Haug, 33, is one of five people on Kansas University’s flower crew, which plants 10,000 tulip bulbs and 5,500 annuals on campus every year. Those recognizable flowers that blanket campus aren’t the team’s only responsibility, though. The crew keeps Jayhawk Boulevard free of trash, removes snow during the winter and generally keeps the campus’ main street looking nice.
Haug joined the flower crew eight years ago, when Facilities Operations put together a separate team for flowers.
“Before that, they had just any crew do it,” he said. “Things weren’t turning out right.”
Now the crew plants all the flowers, and each member specializes. Haug is the one who strings out lines and spray paints the lines so all the tulips will be planted in a straight row.
He says it’s important to make the beds look as beautiful as they do. And they plant for a week straight.
The crew plants the 12 to 15 tulip beds in October and hopes for them to bloom around Easter.
Mike Lang, campus landscape manager, said the formal areas around campus get a lot of the focus from the flower crew, such as in front of Strong and Smith halls, the Chi Omega fountain and the chancellor’s residence.
“It puts on quite a display each spring,” he said. “It really brightens campus up.”
Haug said every bed on campus was different, and crew members had preferences to what they liked to plant. The flowers impress parents when they come to visit campus.
“We’re one of the luckiest crews, because we hear more compliments than complaints,” Haug said.
When the tulips die, the crew replaces them with a new bed of annuals, Lang said.
What’s the boring part of the job?
“We’re constantly pulling weeds, so it does get old quick,” Haug said.
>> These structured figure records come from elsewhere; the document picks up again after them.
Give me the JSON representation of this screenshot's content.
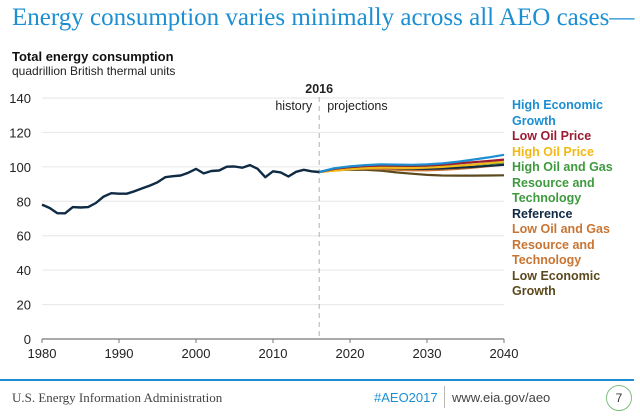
{
  "slide": {
    "title": "Energy consumption varies minimally across all AEO cases—"
  },
  "footer": {
    "organization": "U.S. Energy Information Administration",
    "hashtag": "#AEO2017",
    "url": "www.eia.gov/aeo",
    "page_number": "7"
  },
  "chart_data": {
    "type": "line",
    "title": "Total energy consumption",
    "subtitle": "quadrillion British thermal units",
    "xlabel": "",
    "ylabel": "",
    "xlim": [
      1980,
      2040
    ],
    "ylim": [
      0,
      140
    ],
    "x_ticks": [
      "1980",
      "1990",
      "2000",
      "2010",
      "2020",
      "2030",
      "2040"
    ],
    "y_ticks": [
      "0",
      "20",
      "40",
      "60",
      "80",
      "100",
      "120",
      "140"
    ],
    "grid": "horizontal",
    "divider": {
      "year": 2016,
      "label": "2016",
      "left_label": "history",
      "right_label": "projections"
    },
    "legend_placement": "right",
    "history": {
      "name": "History",
      "color": "#0f2a44",
      "x": [
        1980,
        1981,
        1982,
        1983,
        1984,
        1985,
        1986,
        1987,
        1988,
        1989,
        1990,
        1991,
        1992,
        1993,
        1994,
        1995,
        1996,
        1997,
        1998,
        1999,
        2000,
        2001,
        2002,
        2003,
        2004,
        2005,
        2006,
        2007,
        2008,
        2009,
        2010,
        2011,
        2012,
        2013,
        2014,
        2015,
        2016
      ],
      "y": [
        78.1,
        76.1,
        73.1,
        73.0,
        76.6,
        76.4,
        76.6,
        79.0,
        82.7,
        84.7,
        84.4,
        84.4,
        85.8,
        87.5,
        89.1,
        91.0,
        94.0,
        94.6,
        95.0,
        96.6,
        98.8,
        96.2,
        97.6,
        97.9,
        100.1,
        100.2,
        99.5,
        101.0,
        98.9,
        94.0,
        97.4,
        96.8,
        94.4,
        97.1,
        98.3,
        97.4,
        97.0
      ]
    },
    "projection_x": [
      2016,
      2018,
      2020,
      2022,
      2024,
      2026,
      2028,
      2030,
      2032,
      2034,
      2036,
      2038,
      2040
    ],
    "series": [
      {
        "name": "Low Economic Growth",
        "color": "#5c4a1e",
        "values": [
          97.0,
          98.0,
          98.4,
          98.3,
          97.8,
          96.8,
          96.0,
          95.3,
          95.0,
          94.9,
          94.9,
          95.0,
          95.1
        ]
      },
      {
        "name": "Low Oil and Gas Resource and Technology",
        "color": "#c87533",
        "values": [
          97.0,
          98.2,
          98.8,
          99.0,
          98.8,
          98.3,
          98.0,
          98.0,
          98.3,
          98.8,
          99.5,
          100.4,
          101.3
        ]
      },
      {
        "name": "Reference",
        "color": "#0f2a44",
        "values": [
          97.0,
          98.6,
          99.3,
          99.7,
          99.6,
          99.2,
          98.9,
          98.9,
          99.1,
          99.5,
          100.0,
          100.6,
          101.2
        ]
      },
      {
        "name": "High Oil and Gas Resource and Technology",
        "color": "#3f9a3f",
        "values": [
          97.0,
          98.9,
          99.8,
          100.4,
          100.6,
          100.3,
          100.0,
          100.0,
          100.3,
          100.7,
          101.3,
          101.9,
          102.6
        ]
      },
      {
        "name": "High Oil Price",
        "color": "#f2b818",
        "values": [
          97.0,
          97.8,
          98.6,
          99.2,
          99.5,
          99.4,
          99.3,
          99.5,
          100.0,
          100.6,
          101.3,
          102.1,
          103.0
        ]
      },
      {
        "name": "Low Oil Price",
        "color": "#9b1c31",
        "values": [
          97.0,
          98.9,
          99.9,
          100.5,
          100.8,
          100.7,
          100.6,
          100.8,
          101.3,
          102.0,
          102.7,
          103.4,
          104.2
        ]
      },
      {
        "name": "High Economic Growth",
        "color": "#1b8fd2",
        "values": [
          97.0,
          99.2,
          100.3,
          101.0,
          101.4,
          101.3,
          101.2,
          101.4,
          102.0,
          103.0,
          104.2,
          105.5,
          107.0
        ]
      }
    ],
    "legend": [
      {
        "label": "High Economic Growth",
        "color": "#1b8fd2"
      },
      {
        "label": "Low Oil Price",
        "color": "#9b1c31"
      },
      {
        "label": "High Oil Price",
        "color": "#f2b818"
      },
      {
        "label": "High Oil and Gas Resource and Technology",
        "color": "#3f9a3f"
      },
      {
        "label": "Reference",
        "color": "#0f2a44"
      },
      {
        "label": "Low Oil and Gas Resource and Technology",
        "color": "#c87533"
      },
      {
        "label": "Low Economic Growth",
        "color": "#5c4a1e"
      }
    ]
  }
}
When Haug goes home at night, he has a garden to tend to there as well. He grows flowers as well as vegetables.
He loves what he does.
“It’s different every day,” he said. “It’s unlike an office job.”
When Haug isn’t planting flowers on the job, he’s often fertilizing the beds, which happens once or twice per week. The crew also removes snow, especially the sand that is put on the roads, and clears Jayhawk Boulevard of trash every morning soon after starting work at 6:30 a.m.
Lang said the crew is also responsible for catching any animals that might meander onto campus, including squirrels, bats, skunks, foxes, opossums and raccoons.
But Haug’s No. 1 love is the flowers, and how they positively reflect on KU.
“Very few universities do it up like we do,” he said.